Stochastic Gradient Descent with Restarts (SGDR)

In this regime, the learning rate is decreased through one ore more epochs but is then allowed to jump up again. The idea is that periodically we can jump from one minimum to another. I don't quite understand why one would go to the lengths of first dropping the learning rate almost to zero only to try to "jump" afterwards (if we're going to jump somewhere else, then why wait until we're so close to our local minimum?), but again, I guess people use it because it works.

Frozen and Unfrozen Layers

In the CNN used in the first lecture, all except for the last layer are initially frozen, that means they are not optimized at all.

The idea is that since the model was already trained on ImageNet which is a pretty similar problem, these layers are already very good for what we want to do and training the last layer gives the most leverage. Of course it is also much faster / easier to only train one layer instead of many (much fewer parameters).

In the second part of the lecture the earlier layers are "unfrozen", so included into the training to fine tune them to the current dataset.

Activation Function

Typically the computation of each node of a layer is a linear combination of weights and inputs of a previous layer passed through a non-linear function. This function is called the "activation function", typically a "rectified linear unit" (f(x) = max(x, 0)) is used for this.
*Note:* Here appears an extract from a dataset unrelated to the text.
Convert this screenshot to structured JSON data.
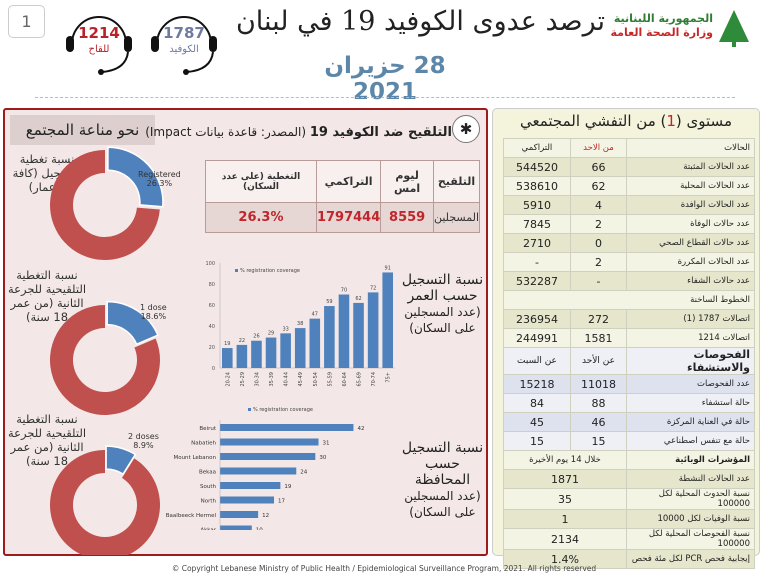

Other common non-linear functions used are soft-max (exp(x_i) / (1 + exp(\sum_i=0^n x_i))) and sigmoid (exp(x) / (1 + exp(x))), most commonly used for the output layer of a neural net.

Activations

An activation is the value a node in the neural net takes for a sample.

Precomputed Activations

In the lecture the precompute=True parameter is passed in in some cases. This is an optimization on top of freezing layers: when layers are fozen, their activations will never change. So we can simply compute all activations for all of the training set once and the re-use these precomputed activations when we compute the function values or gradients during optimization.

Data Augmentation

Data augmentation means to apply some transformations / tricks to the training or test set to generate additional data in these sets which is related but slightly different. For images, this can include rotating, mirroring or zooming an image.

Test Time Augmentation

Data augmentation applied to the training set.
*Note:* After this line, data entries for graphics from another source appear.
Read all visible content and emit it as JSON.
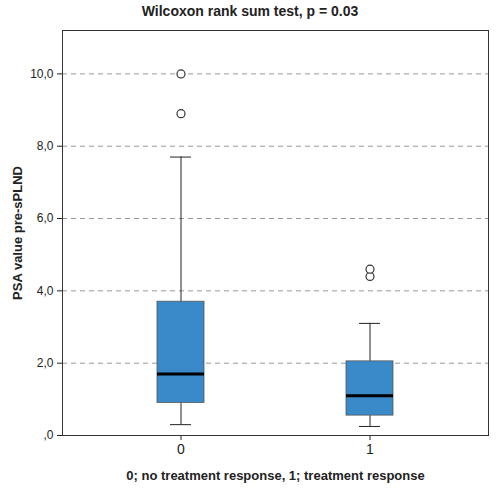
{
  "chart_data": {
    "type": "box",
    "title": "Wilcoxon rank sum test, p = 0.03",
    "x_label": "0; no treatment response, 1; treatment response",
    "y_label": "PSA value pre-sPLND",
    "categories": [
      "0",
      "1"
    ],
    "boxes": [
      {
        "whisker_low": 0.3,
        "q1": 0.9,
        "median": 1.7,
        "q3": 3.7,
        "whisker_high": 7.7,
        "outliers": [
          8.9,
          10.0
        ]
      },
      {
        "whisker_low": 0.25,
        "q1": 0.55,
        "median": 1.1,
        "q3": 2.05,
        "whisker_high": 3.1,
        "outliers": [
          4.4,
          4.6
        ]
      }
    ],
    "color": "#3a89c9",
    "ylim": [
      0,
      11.2
    ],
    "yticks": [
      {
        "value": 0,
        "label": ",0"
      },
      {
        "value": 2,
        "label": "2,0"
      },
      {
        "value": 4,
        "label": "4,0"
      },
      {
        "value": 6,
        "label": "6,0"
      },
      {
        "value": 8,
        "label": "8,0"
      },
      {
        "value": 10,
        "label": "10,0"
      }
    ],
    "grid": true
  }
}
Summary of the proposed approach

In summary, Jeremy / fast.ai proposes the follwoing approach for training a convolutional neural net to classify ImageNet style image data:

Enable data augmentation and use precompute=True
Use lr_find() to find the highest learning rate where loss is still clearly improving.
Train the last layer from precomputed activations for 1-2 epochs.
Train the last layer with data augmentation (precompute=False) for 2-3 epochs with adaptive learning rate and cycle_len=1.
Unfreeze all layers
Set earlier layers to 3x-10x lower learning rate than next later layer.
Use lr_find() again.
Train full network with adaptive learning rate and cycle_mult=2 until over-fitting.